A total of 191 overweight and obese children were included in this study with a mean BMI of 30.3 (range 19.7–47.3) kg·m−2, which corresponds to a mean z-score of 2.5 (range 1.5–4.1). Mean age was 12 (range 5–18) years and 36% of subjects were male. OSA was diagnosed in 60 children (31.4%): 32 children had mild OSA (16.7%) and 28 children had moderate-to-severe OSA (14.7%). Characteristics of patients with and without sleep apnoea are compared in table 1. No significant differences in patient characteristics between the groups were found except for WHR, which was significantly higher in the OSA group. Sleep-related respiratory parameters were significantly different between groups, as expected.

TABLE 1

Comparison of characteristics of subjects with and without obstructive sleep apnoea (OSA)

	Non-OSA	OSA	p-value
Subjects	131	60
Male/female	44/87	24/36	0.4#
Age years	12 (6–18)	11 (5–17)	0.1¶
Height m	1.55 (1.14–1.83)	1.51 (1.07–1.86)	0.1¶
Weight kg	71.0 (30.4–129.8)	67.3 (28.0–137.0)	0.3¶
BMI z-score	2.5 (1.5–3.5)	2.5 (1.7–4.1)	0.6¶
Waist circumference cm	92.4±13.6	93.2±17.1	0.7+
WHR	0.89 (0.75–1.02)	0.92 (0.79–1.04)	<0.001¶
Fat mass %	36.9 (25.7–60.4)	36.1 (27.3–53.1)	0.9¶
TST min	512 (169–637)	512 (293–648)	0.6¶
oAHI events·h−1	0.5 (0.0–1.9)	4.9 (2.0–67.3)	<0.001¶
RDI events·h−1	0.85 (0.00–4.80)	5.90 (2.00–67.70)	<0.001¶
Mean SpO2 %	97.2 (91.2–98.2)	96.7 (91.9–98.6)	0.001¶
SpO2 nadir %	93 (80–100)	91 (81–100)	<0.001¶
TST95 %	99.7 (25.6–100.0)	98.0 (2.4–100.0)	<0.001¶
ODI events·h−1	0.3 (0.0–8.4)	0.8 (0.0–33.8)	<0.001¶
N1 %TST	2 (0–13)	2 (0–16)	0.6
N2 %TST	51 (28–72)	45 (8–65)	<0.001
N3 %TST	22 (4–48)	28 (8–65)	<0.001
REM %TST	23 (0–36)	23 (5–37)	0.7

Data are presented as n, mean±sd or median (range), unless otherwise stated. BMI: body mass index; WHR: waist-to-hip ratio; TST: total sleep time; oAHI: obstructive apnoea–hypopnoea index; RDI: respiratory disturbance index; SpO: arterial oxygen saturation measured by pulse oximetry; TST95: TST with SpO >95%; ODI: oxygen desaturation index; N1–N3: sleep stages; REM; rapid eye movement. #: Chi-squared test; ¶: Mann–Whitney U-test; +: independent sample t-test. p≤0.05 was considered statistically significant.

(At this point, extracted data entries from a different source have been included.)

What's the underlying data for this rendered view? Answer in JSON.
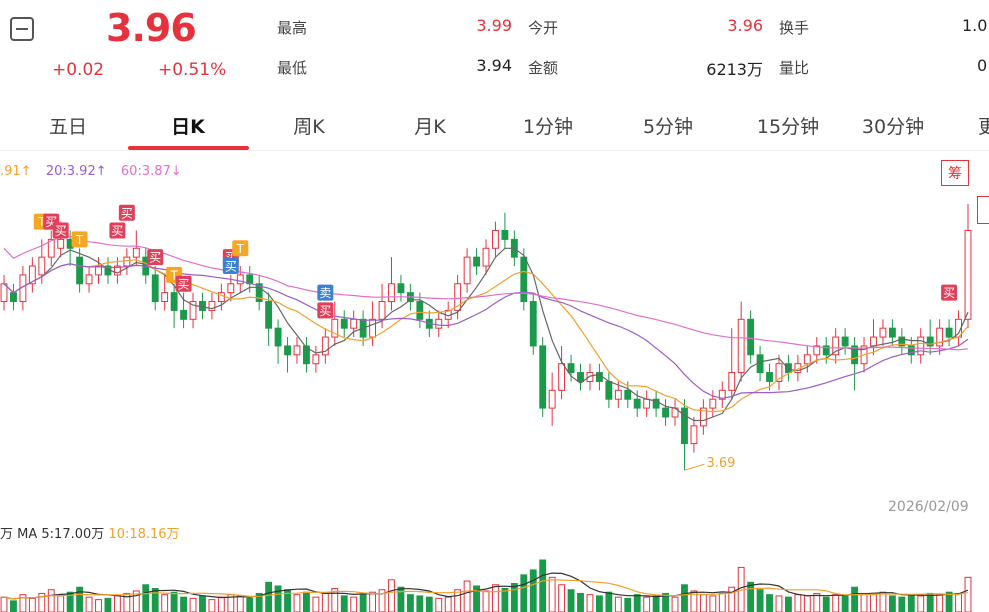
{
  "header": {
    "price": "3.96",
    "change": "+0.02",
    "change_pct": "+0.51%",
    "stats": [
      {
        "label": "最高",
        "value": "3.99",
        "color": "#e6323c"
      },
      {
        "label": "今开",
        "value": "3.96",
        "color": "#e6323c"
      },
      {
        "label": "换手",
        "value": "1.0"
      },
      {
        "label": "最低",
        "value": "3.94",
        "color": "#222222"
      },
      {
        "label": "金额",
        "value": "6213万",
        "color": "#222222"
      },
      {
        "label": "量比",
        "value": "0"
      }
    ]
  },
  "tabs": [
    "五日",
    "日K",
    "周K",
    "月K",
    "1分钟",
    "5分钟",
    "15分钟",
    "30分钟",
    "更"
  ],
  "active_tab": "日K",
  "legend": {
    "ma10": ".91↑",
    "ma20": "20:3.92↑",
    "ma60": "60:3.87↓",
    "ma10_color": "#f0a030",
    "ma20_color": "#9b5ec8",
    "ma60_color": "#e070c8",
    "down_arrow_color": "#1a9a4a"
  },
  "chip_button": "筹",
  "date_label": "2026/02/09",
  "low_label": "3.69",
  "volume_legend": {
    "prefix": "万",
    "ma5": "MA 5:17.00万",
    "ma10": "10:18.16万",
    "ma10_color": "#f0a030"
  },
  "colors": {
    "up": "#e6323c",
    "down": "#1a9a4a",
    "buy_tag": "#e0405a",
    "t_tag": "#f5a623",
    "sell_tag": "#3c82d2"
  },
  "chart_data": {
    "type": "candlestick",
    "y_range": [
      3.67,
      4.0
    ],
    "candles": [
      [
        3.88,
        3.9,
        3.87,
        3.91
      ],
      [
        3.89,
        3.88,
        3.87,
        3.9
      ],
      [
        3.88,
        3.91,
        3.87,
        3.92
      ],
      [
        3.9,
        3.92,
        3.89,
        3.93
      ],
      [
        3.91,
        3.93,
        3.9,
        3.95
      ],
      [
        3.93,
        3.95,
        3.92,
        3.96
      ],
      [
        3.94,
        3.95,
        3.93,
        3.97
      ],
      [
        3.95,
        3.94,
        3.92,
        3.96
      ],
      [
        3.93,
        3.9,
        3.89,
        3.94
      ],
      [
        3.9,
        3.91,
        3.89,
        3.92
      ],
      [
        3.91,
        3.92,
        3.9,
        3.93
      ],
      [
        3.92,
        3.91,
        3.9,
        3.93
      ],
      [
        3.91,
        3.92,
        3.9,
        3.93
      ],
      [
        3.92,
        3.93,
        3.91,
        3.94
      ],
      [
        3.93,
        3.94,
        3.92,
        3.96
      ],
      [
        3.93,
        3.91,
        3.9,
        3.94
      ],
      [
        3.91,
        3.88,
        3.87,
        3.92
      ],
      [
        3.88,
        3.89,
        3.87,
        3.91
      ],
      [
        3.89,
        3.87,
        3.85,
        3.9
      ],
      [
        3.87,
        3.86,
        3.85,
        3.89
      ],
      [
        3.86,
        3.88,
        3.85,
        3.89
      ],
      [
        3.88,
        3.87,
        3.86,
        3.89
      ],
      [
        3.87,
        3.88,
        3.86,
        3.89
      ],
      [
        3.88,
        3.89,
        3.87,
        3.9
      ],
      [
        3.89,
        3.9,
        3.88,
        3.91
      ],
      [
        3.9,
        3.91,
        3.89,
        3.92
      ],
      [
        3.91,
        3.9,
        3.89,
        3.92
      ],
      [
        3.9,
        3.88,
        3.87,
        3.91
      ],
      [
        3.88,
        3.85,
        3.83,
        3.89
      ],
      [
        3.85,
        3.83,
        3.81,
        3.86
      ],
      [
        3.83,
        3.82,
        3.8,
        3.84
      ],
      [
        3.82,
        3.83,
        3.81,
        3.84
      ],
      [
        3.83,
        3.81,
        3.8,
        3.84
      ],
      [
        3.81,
        3.82,
        3.8,
        3.83
      ],
      [
        3.82,
        3.84,
        3.81,
        3.85
      ],
      [
        3.84,
        3.86,
        3.83,
        3.88
      ],
      [
        3.86,
        3.85,
        3.84,
        3.87
      ],
      [
        3.85,
        3.86,
        3.84,
        3.87
      ],
      [
        3.86,
        3.84,
        3.83,
        3.87
      ],
      [
        3.84,
        3.86,
        3.83,
        3.88
      ],
      [
        3.86,
        3.88,
        3.85,
        3.9
      ],
      [
        3.88,
        3.9,
        3.87,
        3.93
      ],
      [
        3.9,
        3.89,
        3.88,
        3.91
      ],
      [
        3.89,
        3.88,
        3.87,
        3.9
      ],
      [
        3.88,
        3.86,
        3.85,
        3.89
      ],
      [
        3.86,
        3.85,
        3.84,
        3.87
      ],
      [
        3.85,
        3.86,
        3.84,
        3.87
      ],
      [
        3.86,
        3.87,
        3.85,
        3.88
      ],
      [
        3.87,
        3.9,
        3.86,
        3.91
      ],
      [
        3.9,
        3.93,
        3.89,
        3.94
      ],
      [
        3.93,
        3.92,
        3.91,
        3.94
      ],
      [
        3.92,
        3.94,
        3.91,
        3.95
      ],
      [
        3.94,
        3.96,
        3.93,
        3.97
      ],
      [
        3.96,
        3.95,
        3.94,
        3.98
      ],
      [
        3.95,
        3.93,
        3.92,
        3.96
      ],
      [
        3.93,
        3.88,
        3.87,
        3.94
      ],
      [
        3.88,
        3.83,
        3.82,
        3.89
      ],
      [
        3.83,
        3.76,
        3.75,
        3.84
      ],
      [
        3.76,
        3.78,
        3.74,
        3.8
      ],
      [
        3.78,
        3.81,
        3.77,
        3.83
      ],
      [
        3.81,
        3.8,
        3.79,
        3.82
      ],
      [
        3.8,
        3.79,
        3.78,
        3.81
      ],
      [
        3.79,
        3.8,
        3.78,
        3.81
      ],
      [
        3.8,
        3.79,
        3.78,
        3.81
      ],
      [
        3.79,
        3.77,
        3.76,
        3.8
      ],
      [
        3.77,
        3.78,
        3.76,
        3.79
      ],
      [
        3.78,
        3.77,
        3.76,
        3.79
      ],
      [
        3.77,
        3.76,
        3.75,
        3.78
      ],
      [
        3.76,
        3.77,
        3.75,
        3.78
      ],
      [
        3.77,
        3.76,
        3.75,
        3.78
      ],
      [
        3.76,
        3.75,
        3.74,
        3.77
      ],
      [
        3.75,
        3.76,
        3.74,
        3.77
      ],
      [
        3.76,
        3.72,
        3.69,
        3.77
      ],
      [
        3.72,
        3.74,
        3.71,
        3.75
      ],
      [
        3.74,
        3.76,
        3.73,
        3.77
      ],
      [
        3.76,
        3.77,
        3.75,
        3.78
      ],
      [
        3.77,
        3.78,
        3.76,
        3.79
      ],
      [
        3.78,
        3.8,
        3.77,
        3.85
      ],
      [
        3.8,
        3.86,
        3.79,
        3.88
      ],
      [
        3.86,
        3.82,
        3.81,
        3.87
      ],
      [
        3.82,
        3.8,
        3.79,
        3.83
      ],
      [
        3.8,
        3.79,
        3.78,
        3.81
      ],
      [
        3.79,
        3.81,
        3.78,
        3.82
      ],
      [
        3.81,
        3.8,
        3.79,
        3.82
      ],
      [
        3.8,
        3.81,
        3.79,
        3.82
      ],
      [
        3.81,
        3.82,
        3.8,
        3.83
      ],
      [
        3.82,
        3.83,
        3.81,
        3.84
      ],
      [
        3.83,
        3.82,
        3.81,
        3.84
      ],
      [
        3.82,
        3.84,
        3.81,
        3.85
      ],
      [
        3.84,
        3.83,
        3.82,
        3.85
      ],
      [
        3.83,
        3.81,
        3.78,
        3.84
      ],
      [
        3.81,
        3.83,
        3.8,
        3.84
      ],
      [
        3.83,
        3.84,
        3.82,
        3.86
      ],
      [
        3.84,
        3.85,
        3.83,
        3.86
      ],
      [
        3.85,
        3.84,
        3.83,
        3.86
      ],
      [
        3.84,
        3.83,
        3.82,
        3.85
      ],
      [
        3.83,
        3.82,
        3.81,
        3.84
      ],
      [
        3.82,
        3.84,
        3.81,
        3.85
      ],
      [
        3.84,
        3.83,
        3.82,
        3.86
      ],
      [
        3.83,
        3.85,
        3.82,
        3.86
      ],
      [
        3.85,
        3.84,
        3.83,
        3.86
      ],
      [
        3.84,
        3.86,
        3.83,
        3.87
      ],
      [
        3.86,
        3.96,
        3.85,
        3.99
      ]
    ],
    "volumes": [
      12,
      9,
      14,
      11,
      15,
      18,
      13,
      16,
      20,
      12,
      10,
      11,
      13,
      15,
      17,
      22,
      19,
      14,
      16,
      12,
      11,
      13,
      10,
      12,
      14,
      13,
      11,
      15,
      24,
      21,
      18,
      14,
      16,
      12,
      15,
      19,
      13,
      12,
      14,
      16,
      18,
      26,
      20,
      14,
      13,
      12,
      11,
      12,
      18,
      25,
      21,
      17,
      22,
      19,
      23,
      30,
      34,
      42,
      28,
      22,
      18,
      15,
      14,
      13,
      16,
      12,
      11,
      14,
      12,
      13,
      15,
      12,
      22,
      17,
      14,
      13,
      15,
      20,
      36,
      24,
      18,
      14,
      13,
      12,
      14,
      13,
      15,
      12,
      14,
      13,
      20,
      15,
      14,
      16,
      13,
      12,
      14,
      13,
      15,
      14,
      16,
      15,
      28
    ]
  }
}
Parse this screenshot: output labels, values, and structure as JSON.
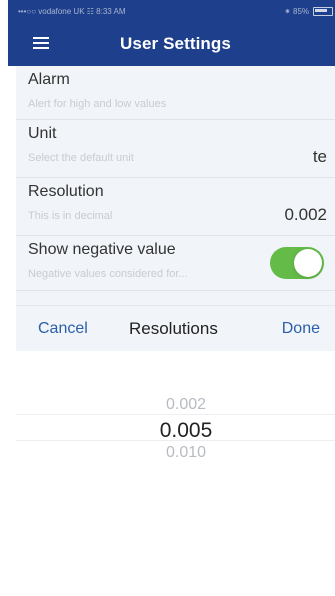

In our population, 51 patients had elevated UFC (33 controls and 18 OSA). However, UFC did not differ between patients with and without OSA. Mean SpO correlated with UFC (r= −0.21, p=0.01), but this relationship did not persist after correction for waist circumference (p=0.3). The percentage of TST with SpO >95% (TST95) also correlated with UFC (r=0.24, p=0.005), but again this relationship did not persist after correction for waist circumference (p=0.9). UFC (r=0.33, p<0.001) was also positively correlated with age.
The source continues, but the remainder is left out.